When do our invitations need to be mailed? Ideally, you want your invitations to go out eight weeks before the wedding date.

We don’t want to spend a lot of money on invitations, how important are they anyway?

Every guest who attends your wedding sees the invitation. In the grand scheme of your wedding budget, it’s one of the smaller costs, but your invitations have the potential to have a high impact. The second a guest opens your invitation, they will form an opinion about the tone of your event. Is it a casual backyard affair? A beachside celebration? A formal seated dinner? So much can be communicated to your guests about what the day will be like. It is an opportunity not to be missed!

As far as budget, there are many printing styles—engraving, letterpress, thermography and flat printing to name a few— all at different price levels, so you have options no matter what your budget is. You might be surprised about how reasonable invitations can be, even custom designs!


Martha Stewart Weddings

How do we let our guests know that children are not invited?

This is one of the most common questions we are asked. It can be a touchy subject, and of course you do not want to hurt anyone’s feelings. One thing is certain: it is in bad taste to print anything on your invitations about children not being invited. The rule of etiquette here is: the people invited to the event are listed on the envelope by name. But, some are not aware of this rule, so it is something that needs to be gently communicated to guests by word of mouth.

When should my RSVP date be?

We recommend four weeks before your wedding date. You will need to provide a guest count to your caterer, designer, and venue, so the more time before the wedding you have to finalize, the better. Many costs are related to the guest count (your catering bill, for example), so it is an important number to watch. 

And what should my RSVP card say?

The important information you need is the name of the guest and whether they are coming. You can also ask for entrée choice on this piece. We do not recommend saying “Number of persons attending” as that makes guests think they can add people and just put a random number, instead of who you have actually invited. This could pose a problem because you might not know their names (an issue if you are assigning seats), and your guest count could increase beyond your control.


Bernard Maisner

What is the piece of tissue for and do I need to use it?

This is a tradition from when all invitations were engraved, and the printer wanted to keep the ink from smudging as it dried.

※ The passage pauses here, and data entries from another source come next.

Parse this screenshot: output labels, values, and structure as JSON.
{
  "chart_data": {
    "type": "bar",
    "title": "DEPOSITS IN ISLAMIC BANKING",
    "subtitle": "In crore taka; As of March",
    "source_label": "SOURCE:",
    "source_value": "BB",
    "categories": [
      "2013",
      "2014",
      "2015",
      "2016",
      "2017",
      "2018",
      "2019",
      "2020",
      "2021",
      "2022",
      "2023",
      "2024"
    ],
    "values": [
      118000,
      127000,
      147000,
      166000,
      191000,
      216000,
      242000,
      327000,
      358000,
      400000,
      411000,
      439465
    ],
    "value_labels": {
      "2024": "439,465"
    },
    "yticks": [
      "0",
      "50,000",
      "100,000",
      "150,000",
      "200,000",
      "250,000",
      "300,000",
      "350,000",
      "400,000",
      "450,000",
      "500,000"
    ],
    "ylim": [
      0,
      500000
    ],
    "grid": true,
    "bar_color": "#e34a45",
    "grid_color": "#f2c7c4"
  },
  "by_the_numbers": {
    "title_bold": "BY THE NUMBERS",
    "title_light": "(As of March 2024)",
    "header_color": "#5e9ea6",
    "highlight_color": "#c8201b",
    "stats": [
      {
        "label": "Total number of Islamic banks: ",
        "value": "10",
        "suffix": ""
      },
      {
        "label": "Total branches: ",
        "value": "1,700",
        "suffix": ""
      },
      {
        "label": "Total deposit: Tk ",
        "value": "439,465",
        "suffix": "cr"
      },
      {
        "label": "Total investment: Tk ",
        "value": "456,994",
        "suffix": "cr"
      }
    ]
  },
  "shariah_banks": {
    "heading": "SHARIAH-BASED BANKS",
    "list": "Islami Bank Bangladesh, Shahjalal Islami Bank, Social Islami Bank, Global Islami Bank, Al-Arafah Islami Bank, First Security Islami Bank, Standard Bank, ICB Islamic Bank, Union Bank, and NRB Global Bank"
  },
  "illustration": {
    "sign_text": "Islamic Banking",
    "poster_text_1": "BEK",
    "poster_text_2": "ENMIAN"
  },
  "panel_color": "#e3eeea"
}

It is not necessary, but can add a nice touch to formal, traditional invitation suites.

Do we have to use two envelopes?

The short answer is no! This is also a tradition from when invitations were hand-delivered, and the outer envelope protected the inner envelope and invitation itself from getting dirty as it traveled to its destination. The benefit of doing two envelopes is ease of addressing. The outer envelope can be less specific (in the matter of inviting children, for instance), while the inner envelope lists each name of the invited guests. You can do both jobs on one envelope, but in some instances, it is easier to use two.

How do I let guests know the dress code, specifically black tie?

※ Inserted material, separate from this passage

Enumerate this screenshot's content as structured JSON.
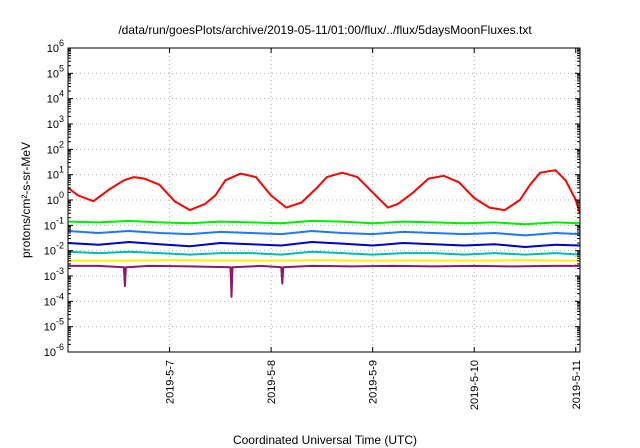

Traditionally, dress code is something that was communicated by the time of day of the event (after 6:00pm is considered formal), the formality of the invitation (engraved vs. digital, for example), and a traditional wedding venue like a high-end hotel ballroom. That said, times have changed and if you want a black-tie event, you might consider adding a printed “black-tie optional” enclosure to your invitation, and/or putting it on your wedding website. It is not considered appropriate to list dress code on the invitation itself.

I want to do place cards, but how do I handle last minute changes?

This can be tough. The easiest solution is to have extra place cards handy. That way, if it’s a last minute addition, your coordinator can hand-write their card. If you think this might be the case with your guests, a good recommendation is having a 2-piece escort card as well, where the guest’s name is on an envelope, and their table is on an insert that can be easily switched.